Cato voelde er in eerste instantie niet veel voor en zij liet dit dan ook duidelijk aan Teun blijken. Haar echtgenoot was meteen enthousiast en probeerde van alles om Cato van zijn gelijk te overtuigen. Waarom moesten zij nu zo nodig van Sommelsdijk naar Den Haag verhuizen? Ze waren hier allebei geboren en getogen en zeker wat de familie van Teun betrof, die woonden allemaal in de buurt. Teun had een bloeiende praktijk en zij waren helemaal in de gemeenschap opgenomen. Waarom zou je, als iets goed was, dat veranderen? Dat waren de gedachten van Cato, maar Teun was zo vol van het idee om zijn geluk in Den Haag te beproeven, dat Cato al op voorhand begreep dat zij de verliezer zou zijn. ‘Ik wil mijn vleugels uitslaan, nieuwe horizonnen ontdekken, mijn visie verbreden en helaas, dat kan niet op dit eiland. Wil ik dat bereiken, dan moeten we toch heus verhuizen naar de overkant. Mijn keuze is op Den Haag gevallen voor jou, Cato. Graag zou ik in de buurt waar Geertje en Caroline wonen een nieuwe praktijk beginnen.’ Cato bleef zo haar twijfels houden over de vraag of ze daar in Den Haag wel om een huisarts van het platteland zaten te springen. Dan was er Davina ook nog. Als ze naar Den Haag verhuisden, dan was er niemand meer op Flakkee die naar haar omkeek. Tante Leentje was het enige familielid dat nog leefde. Na het ziekbed en overlijden van oom Dirk had Davina de banden met haar tante aangehaald. Eén keer per week kwam ze bij haar op bezoek. Met Cato was afgesproken dat zij er dan niet bij zou zijn. Niet dat het te druk voor tante was, maar als Cato op een ander tijdstip dan de donderdagmiddag kwam, had tante Leentje nóg iets om naar uit te kijken. Haar wereldje werd steeds kleiner, nu er langzamerhand meer vrienden en kennissen van vroeger wegvielen. Cato zuchtte eens; je kon niet altijd met familie rekening houden, maar zij voelde zich toch verantwoordelijk voor Davina. Toen Teun echter de opmerking maakte dat Cato ook moest denken aan de toekomst van hun kinderen, wist zij dat het een verloren zaak was. De langste tijd hadden zij in Sommelsdijk doorgebracht. Hun oudste zoon Dirk studeerde in Leiden, oudste dochter Christina nam binnenkort afscheid van de kostschool, ook zij wilde graag verder studeren. ‘We moeten ook aan de kosten denken,’ sprak Teun zich uit. ‘Als we in Den Haag wonen, kunnen de kinderen daar naar school en hoeven ze niet intern of bij een hospita en dat scheelt weer en jij hebt dan ons gezin weer om je heen.’
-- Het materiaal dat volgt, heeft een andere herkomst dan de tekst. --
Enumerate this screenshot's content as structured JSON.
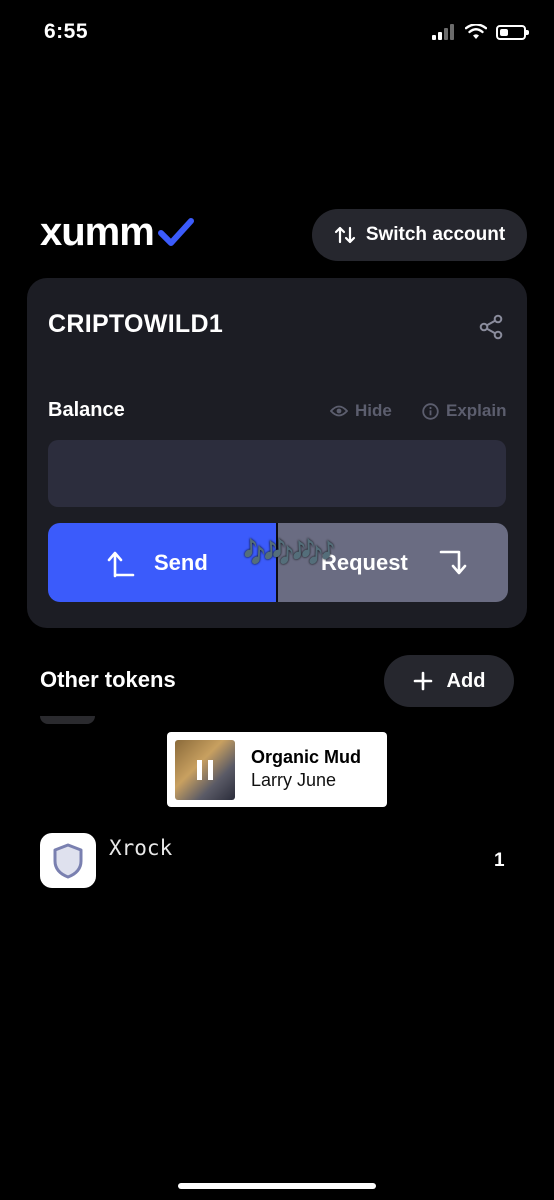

Cato zag er tegenop om het nieuws van de verhuizing aan Davina te vertellen. Eerst had zij tante Leentje op de hoogte gesteld en Cato besefte dat ze er nu niet meer onderuit kon. Als Davina weer op bezoek kwam bij tante, en die zou ongetwijfeld daarover beginnen, kon haar zus dit weleens verkeerd opvatten. Nu was er geen ontkomen meer aan en Cato liet een rijtuig komen om naar Dirksland te gaan.